Lhota touched on how he’s in favor of teacher evaluations and believes that the United Federations of Teachers’ (UFT) distrust of evaluation is unwarranted. But he said he’s willing to work with them if needed.
“I will work with the UFT,” said Lhota. “We will disagree on specific issues, but there will never be a point in time where they can claim that I’m anti-teacher.”
Lhota also stated that he’s in favor of charter schools, but he would like to transfer some of what they do well to “regular” public schools. He also pointed out the work that needs to be done with New York students who enroll in CUNY’s community colleges.
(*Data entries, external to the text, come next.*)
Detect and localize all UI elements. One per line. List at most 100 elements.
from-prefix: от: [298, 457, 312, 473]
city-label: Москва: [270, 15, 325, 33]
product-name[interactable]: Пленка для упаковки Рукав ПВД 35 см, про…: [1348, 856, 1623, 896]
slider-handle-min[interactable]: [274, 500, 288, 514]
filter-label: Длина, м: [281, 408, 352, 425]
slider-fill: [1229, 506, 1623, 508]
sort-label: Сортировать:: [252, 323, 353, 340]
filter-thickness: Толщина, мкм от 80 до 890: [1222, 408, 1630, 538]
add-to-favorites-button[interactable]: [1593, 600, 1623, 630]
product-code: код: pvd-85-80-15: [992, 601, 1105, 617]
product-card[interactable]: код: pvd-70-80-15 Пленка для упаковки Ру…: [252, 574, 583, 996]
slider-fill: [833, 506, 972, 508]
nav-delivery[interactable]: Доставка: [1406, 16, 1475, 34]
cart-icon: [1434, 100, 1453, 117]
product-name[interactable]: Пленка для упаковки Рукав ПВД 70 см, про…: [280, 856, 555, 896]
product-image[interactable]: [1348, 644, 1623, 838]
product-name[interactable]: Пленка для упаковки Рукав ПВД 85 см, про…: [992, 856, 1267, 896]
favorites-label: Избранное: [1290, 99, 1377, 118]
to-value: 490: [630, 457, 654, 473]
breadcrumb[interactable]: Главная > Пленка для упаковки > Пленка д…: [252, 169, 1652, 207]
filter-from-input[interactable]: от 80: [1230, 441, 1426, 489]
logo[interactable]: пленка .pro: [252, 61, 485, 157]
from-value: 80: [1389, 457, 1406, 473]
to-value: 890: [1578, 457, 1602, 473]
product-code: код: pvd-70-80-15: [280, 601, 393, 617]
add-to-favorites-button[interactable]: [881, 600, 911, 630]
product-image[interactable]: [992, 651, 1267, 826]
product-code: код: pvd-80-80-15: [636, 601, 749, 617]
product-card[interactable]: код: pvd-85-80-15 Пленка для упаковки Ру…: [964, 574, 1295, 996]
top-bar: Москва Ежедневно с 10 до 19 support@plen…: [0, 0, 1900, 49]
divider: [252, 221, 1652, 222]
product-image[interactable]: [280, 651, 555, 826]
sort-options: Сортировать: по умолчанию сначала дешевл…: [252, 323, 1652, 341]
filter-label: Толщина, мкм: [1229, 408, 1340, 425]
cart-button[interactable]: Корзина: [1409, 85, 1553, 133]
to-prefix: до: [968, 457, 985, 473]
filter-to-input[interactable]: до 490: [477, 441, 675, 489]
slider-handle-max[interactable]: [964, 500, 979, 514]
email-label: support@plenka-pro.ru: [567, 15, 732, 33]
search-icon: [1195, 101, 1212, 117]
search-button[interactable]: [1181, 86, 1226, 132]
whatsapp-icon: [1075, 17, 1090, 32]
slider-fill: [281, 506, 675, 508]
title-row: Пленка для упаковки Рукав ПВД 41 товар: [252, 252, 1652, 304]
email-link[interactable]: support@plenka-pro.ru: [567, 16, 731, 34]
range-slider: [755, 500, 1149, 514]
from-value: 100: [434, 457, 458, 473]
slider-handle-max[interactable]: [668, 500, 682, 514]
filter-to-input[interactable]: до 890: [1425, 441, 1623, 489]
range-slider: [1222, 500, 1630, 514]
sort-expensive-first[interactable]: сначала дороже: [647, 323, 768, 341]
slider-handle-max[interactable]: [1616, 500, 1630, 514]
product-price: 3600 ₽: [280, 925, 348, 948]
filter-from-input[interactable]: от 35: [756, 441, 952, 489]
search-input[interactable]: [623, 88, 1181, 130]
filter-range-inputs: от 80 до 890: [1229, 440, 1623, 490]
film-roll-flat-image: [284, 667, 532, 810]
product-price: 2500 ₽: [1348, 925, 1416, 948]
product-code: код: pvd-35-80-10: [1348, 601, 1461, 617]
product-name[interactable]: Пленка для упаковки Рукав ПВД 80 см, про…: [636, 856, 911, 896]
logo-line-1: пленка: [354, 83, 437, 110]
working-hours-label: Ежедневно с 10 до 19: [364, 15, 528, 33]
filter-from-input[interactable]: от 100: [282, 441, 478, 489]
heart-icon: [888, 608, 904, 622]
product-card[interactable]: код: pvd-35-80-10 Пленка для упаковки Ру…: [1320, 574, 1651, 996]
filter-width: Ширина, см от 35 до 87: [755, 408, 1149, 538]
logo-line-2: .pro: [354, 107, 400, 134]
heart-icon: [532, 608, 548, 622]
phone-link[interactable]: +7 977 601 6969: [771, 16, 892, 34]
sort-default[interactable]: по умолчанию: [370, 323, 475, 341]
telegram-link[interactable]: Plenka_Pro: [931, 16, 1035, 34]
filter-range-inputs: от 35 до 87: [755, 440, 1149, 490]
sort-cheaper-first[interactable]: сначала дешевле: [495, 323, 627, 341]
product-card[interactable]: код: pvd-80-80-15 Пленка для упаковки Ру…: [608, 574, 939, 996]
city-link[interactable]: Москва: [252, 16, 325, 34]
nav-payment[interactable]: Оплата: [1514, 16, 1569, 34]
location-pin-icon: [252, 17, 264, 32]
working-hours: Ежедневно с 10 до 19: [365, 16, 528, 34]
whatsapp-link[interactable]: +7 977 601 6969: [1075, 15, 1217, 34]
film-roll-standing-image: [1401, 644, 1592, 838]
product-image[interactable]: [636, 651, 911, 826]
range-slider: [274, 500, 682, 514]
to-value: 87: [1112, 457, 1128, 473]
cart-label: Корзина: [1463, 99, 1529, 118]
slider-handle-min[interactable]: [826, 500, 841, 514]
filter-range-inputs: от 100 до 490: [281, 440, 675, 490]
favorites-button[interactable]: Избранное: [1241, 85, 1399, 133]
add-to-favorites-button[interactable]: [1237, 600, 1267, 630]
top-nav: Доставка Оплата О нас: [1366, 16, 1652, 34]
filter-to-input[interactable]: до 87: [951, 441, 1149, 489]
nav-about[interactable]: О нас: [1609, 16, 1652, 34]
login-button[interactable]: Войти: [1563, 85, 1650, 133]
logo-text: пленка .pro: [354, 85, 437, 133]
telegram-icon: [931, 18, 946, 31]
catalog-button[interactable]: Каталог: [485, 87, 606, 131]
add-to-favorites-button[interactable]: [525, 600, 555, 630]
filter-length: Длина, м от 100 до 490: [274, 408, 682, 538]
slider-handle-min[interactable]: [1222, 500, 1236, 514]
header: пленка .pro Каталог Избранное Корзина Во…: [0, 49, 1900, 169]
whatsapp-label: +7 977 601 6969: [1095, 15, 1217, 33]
According to Lhota, who serves on CUNY’s board, 81 percent of the university’s community college students aren’t ready for college-level work and have to take remedial courses first.
“It’s a failure on the city’s part,” Lhota said.
Lhota also responded to the question of stop-and-frisk by pointing to the law’s original intent, how it should be practiced and whether or not the New York Police Department was doing it correctly.
“Stop, question and frisk—as defined in the penal code in the 1988 Supreme Court ruling—is a realistic and viable tool to be used by police departments,” said Lhota. “However, it requires that police officers be trained and re-trained and re-trained again on how to use it and how to go about it. They called it stop, question and frisk for a reason. That’s why it’s in the penal code. The stopping is based on whether the officer has a predicate reason and questioning becomes the most important part of that process.
“Education and training is the most important part of what’s supposed to happen. It should start first week of academy,” said Lhota.
But Lhota also wanted to let the audience know that he wasn’t in favor of a federal monitor of the NYPD in reaction to the stop-and-frisk commentary.
“I don’t think there’s a reason for a monitor, and to think that having a person from the Department of Justice talk about a monitor in and of itself is dangerous,” said Lhota. “This is a department that has forgotten what the Fourth Amendment was like, in what it’s allowing the NSA to do. This is a department that has forgotten what the First Amendment is about.
“Those of you here who are starting out as journalists or who are working journalists should be very offended about what they’re doing to journalists in looking at their emails and looking at their families’ emails,” concluded Lhota.